La seconde suivante, il enroula sa main gauche autour du poignet qui tenait la dague, éloignant la lame de son cou dans un mouvement vif, avant d’envoyer son genou droit cogner contre la hanche de Nea.
Cette dernière étouffa un grognement de douleur en basculant sur le côté—et il en profita pour lui dérober son arme d’un petit coup du plat de la main contre ses phalanges.
Elle se remit aussitôt sur ses pieds sans laisser le temps à son corps de toucher entièrement le sol, se relevant sur toute sa hauteur pour lui faire face. Ses yeux lançaient des éclairs menaçants.
L’inconnu gardait la dague pointée sur elle, son sourire insupportable à nouveau accroché à ses lèvres.
— Peut-être une prochaine fois, qui sait ? il reprit entre deux respirations rapides.
Il lança un dernier regard aux hommes qui repoussaient les badauds, avant de reporter son intérêt sur Nea.
— À plus tard… Blondie, il ajouta en étirant son sourire, révélant une rangée de perles blanches.
Nea fronça le nez devant le surnom ridicule, et il fit tournoyer la dague dans sa main d’un léger mouvement de poignet, la rattrapant par le bout de la lame entre son pouce et son index, avant de la lancer vers le sol.

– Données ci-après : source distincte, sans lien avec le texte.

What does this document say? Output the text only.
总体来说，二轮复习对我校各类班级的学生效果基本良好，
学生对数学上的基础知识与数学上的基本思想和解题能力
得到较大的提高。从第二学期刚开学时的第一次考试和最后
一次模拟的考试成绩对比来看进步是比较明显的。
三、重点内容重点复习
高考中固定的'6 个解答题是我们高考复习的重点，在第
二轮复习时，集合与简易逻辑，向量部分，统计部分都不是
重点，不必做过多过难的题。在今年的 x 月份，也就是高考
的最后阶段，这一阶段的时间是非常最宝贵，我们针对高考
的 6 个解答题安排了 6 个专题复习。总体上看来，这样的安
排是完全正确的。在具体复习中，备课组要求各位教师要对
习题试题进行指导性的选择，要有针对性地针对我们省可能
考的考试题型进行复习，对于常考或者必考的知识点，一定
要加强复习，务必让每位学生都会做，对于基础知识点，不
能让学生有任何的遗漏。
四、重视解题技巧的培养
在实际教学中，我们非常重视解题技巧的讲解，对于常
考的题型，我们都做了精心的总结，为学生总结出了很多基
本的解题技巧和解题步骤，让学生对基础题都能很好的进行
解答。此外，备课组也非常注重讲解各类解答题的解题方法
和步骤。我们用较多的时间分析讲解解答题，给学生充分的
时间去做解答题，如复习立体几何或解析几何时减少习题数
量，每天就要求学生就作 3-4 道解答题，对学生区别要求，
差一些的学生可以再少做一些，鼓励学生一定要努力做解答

Nea fit un pas de côté pour éviter l’arme, dardant son regard furieux sur la lame qui s’enfonçait à la verticale dans la terre sèche, juste devant ses pieds. Elle releva la tête vers l’inconnu—mais il avait déjà filé.
Moins de cinq secondes plus tard, les types lancés à la poursuite de l’étranger arrivaient à son niveau en beuglant aux passants de s’écarter, la dépassant sans un regard dans sa direction.
Le souffle court, Nea les suivit des yeux alors qu’ils poursuivaient leur route comme un troupeau de buffles essoufflés, avant de se pencher pour récupérer sa dague, l’arrachant à la terre d’un geste brusque et frustré.
Il avait de la force, elle nota, non sans une once d’étonnement. La lame avait été enfoncée jusqu’à la garde.
— Joli garçon, lança Apiyo à sa gauche.
Nea lui lança un regard en coin franchement dubitatif, la foule autour d’eux reprenant le cours normal de leur journée comme s’il ne s’était rien passé de particulier.
Les courses-poursuites étaient une chose récurrente sur Karukera.
Apiyo retroussa un coin de ses lèvres dans un sourire entendu, ses iris bruns pétillant de malice.
— Arrogant et stupide, marmonna Nea en secouant la tête, rangeant son arme à sa hanche. Il se retrouvera bien vite avec une autre lame sous la gorge.
— Dommage, soupira rêveusement Apiyo.
Nea roula des yeux au ciel, encore agacée par ce court échange avec l’inconnu.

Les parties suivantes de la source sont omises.